Back Roads: Two miles past the parrots ...

Originally published in the June 11, 2010, print edition.

Heading in a northeasterly direction toward Lewiston, travelers on County Road 29 might do a double-take at the huge bird cage and four parrots seen on the property of Jim and Jie Schloegel. But unlike most pets and cages, nothing is spent in food and little clean-up - although some maintenance is required.

In reality, the cage is a wire corn crib and the "birds" are made out of plywood and painted in the colorful manner that parrots warrant.

The brainchild of Jim and his brother Ron, the birds have been roosting since December 2005. Jim bought the wire corn crib from a neighbor. Ron made the first two big birds which represent Jim and Jie. Ron found a pattern he liked in a magazine and he took it to the shop at Lewiston High School and put it on the overhead - enlarging to scale. At the same time, using rubber from 11 conditioning rods, Jim made both a frame and rollers for underneath the cage to make it moveable.

His brother moved to Seattle and Jim wanted to add to the parrot family, for his children Barbara and Justineanne, but didn't quite know how to proceed. "When Ron came back last July, I told him 'I'm glad you're here'," he said. They took one of the two big birds down and Ron pretty much "free-handed" a pattern until it got to an acceptable size.

The colors of the additional parrots became kind of a coin toss - Jim just wanted to differ the colors from the "parents." Jim also repainted the roof in green and orange which came about accidentally because he didn't have enough paint of one particular color. One year Jim tried Christmas lights for the cage but it didn't turn out the way he liked.

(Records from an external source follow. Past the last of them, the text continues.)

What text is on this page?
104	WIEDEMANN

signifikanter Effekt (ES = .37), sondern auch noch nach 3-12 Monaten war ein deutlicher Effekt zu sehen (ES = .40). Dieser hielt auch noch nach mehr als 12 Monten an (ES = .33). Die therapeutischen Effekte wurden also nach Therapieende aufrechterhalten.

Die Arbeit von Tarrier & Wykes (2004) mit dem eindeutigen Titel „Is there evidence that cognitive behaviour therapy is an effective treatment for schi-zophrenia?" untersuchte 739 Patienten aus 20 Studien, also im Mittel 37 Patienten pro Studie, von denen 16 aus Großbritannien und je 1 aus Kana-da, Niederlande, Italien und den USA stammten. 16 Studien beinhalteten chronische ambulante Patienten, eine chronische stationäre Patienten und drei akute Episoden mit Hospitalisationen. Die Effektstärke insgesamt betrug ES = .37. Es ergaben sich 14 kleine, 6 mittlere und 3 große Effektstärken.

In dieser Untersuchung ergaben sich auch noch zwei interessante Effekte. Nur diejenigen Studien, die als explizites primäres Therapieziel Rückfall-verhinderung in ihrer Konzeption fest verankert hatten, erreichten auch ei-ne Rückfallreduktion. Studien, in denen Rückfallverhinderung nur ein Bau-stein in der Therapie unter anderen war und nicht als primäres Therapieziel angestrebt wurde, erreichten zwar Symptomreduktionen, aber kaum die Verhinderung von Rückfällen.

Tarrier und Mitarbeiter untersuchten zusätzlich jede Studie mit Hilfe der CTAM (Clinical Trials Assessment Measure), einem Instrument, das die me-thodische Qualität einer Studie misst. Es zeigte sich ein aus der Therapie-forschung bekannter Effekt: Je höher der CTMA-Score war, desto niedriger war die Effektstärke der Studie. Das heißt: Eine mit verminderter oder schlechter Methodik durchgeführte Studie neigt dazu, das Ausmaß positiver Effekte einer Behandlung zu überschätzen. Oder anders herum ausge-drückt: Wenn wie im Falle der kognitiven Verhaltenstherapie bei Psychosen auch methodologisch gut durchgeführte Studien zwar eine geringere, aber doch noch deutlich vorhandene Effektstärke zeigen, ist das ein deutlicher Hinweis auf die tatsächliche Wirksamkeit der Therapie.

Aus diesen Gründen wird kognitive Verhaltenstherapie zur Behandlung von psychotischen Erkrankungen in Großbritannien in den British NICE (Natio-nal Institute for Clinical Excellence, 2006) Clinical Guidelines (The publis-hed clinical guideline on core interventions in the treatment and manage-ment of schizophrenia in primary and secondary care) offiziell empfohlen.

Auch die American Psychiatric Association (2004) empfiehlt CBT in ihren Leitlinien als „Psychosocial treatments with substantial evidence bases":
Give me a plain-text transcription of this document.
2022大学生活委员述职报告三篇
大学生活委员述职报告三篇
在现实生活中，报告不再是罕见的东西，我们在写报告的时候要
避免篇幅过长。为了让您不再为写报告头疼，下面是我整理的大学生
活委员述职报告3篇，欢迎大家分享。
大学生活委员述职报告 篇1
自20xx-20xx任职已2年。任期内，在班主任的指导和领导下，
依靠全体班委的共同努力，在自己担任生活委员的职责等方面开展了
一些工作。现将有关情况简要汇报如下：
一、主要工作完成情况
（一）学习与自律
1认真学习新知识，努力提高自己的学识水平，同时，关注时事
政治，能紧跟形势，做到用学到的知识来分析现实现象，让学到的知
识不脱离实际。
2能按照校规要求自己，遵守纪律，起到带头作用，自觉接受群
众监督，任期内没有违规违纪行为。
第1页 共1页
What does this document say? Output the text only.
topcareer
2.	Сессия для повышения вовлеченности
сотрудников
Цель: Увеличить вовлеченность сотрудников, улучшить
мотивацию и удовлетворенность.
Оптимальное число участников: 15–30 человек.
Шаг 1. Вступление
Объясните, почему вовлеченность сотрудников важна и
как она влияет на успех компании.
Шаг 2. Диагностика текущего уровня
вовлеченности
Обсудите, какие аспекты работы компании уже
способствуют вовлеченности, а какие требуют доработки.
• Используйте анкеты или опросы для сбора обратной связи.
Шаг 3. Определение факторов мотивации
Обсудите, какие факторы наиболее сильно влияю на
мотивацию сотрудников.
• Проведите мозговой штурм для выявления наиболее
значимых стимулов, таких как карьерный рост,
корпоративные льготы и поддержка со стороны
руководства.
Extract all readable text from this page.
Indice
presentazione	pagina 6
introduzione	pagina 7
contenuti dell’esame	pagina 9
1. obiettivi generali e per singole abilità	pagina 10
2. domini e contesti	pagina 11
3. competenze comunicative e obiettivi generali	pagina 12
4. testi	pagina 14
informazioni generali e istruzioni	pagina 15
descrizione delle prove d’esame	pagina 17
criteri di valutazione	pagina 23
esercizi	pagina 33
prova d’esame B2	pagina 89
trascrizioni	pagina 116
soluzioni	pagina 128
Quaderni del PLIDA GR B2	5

The birds and their home have became somewhat of a curiosity to motorists so Jim made sure the project rests at a 90 degree angle from the road. It is kind of a local landmark and has been used to give directions. ("Drive past the parrot cage and ...")

Jim is currently working on an 8-foot-tall snipe in his shop - its 6-foot-diameter stomach will hold strawberry plants. He has another project up his sleeve, but it is still early in the idea stage, and he declined to give details.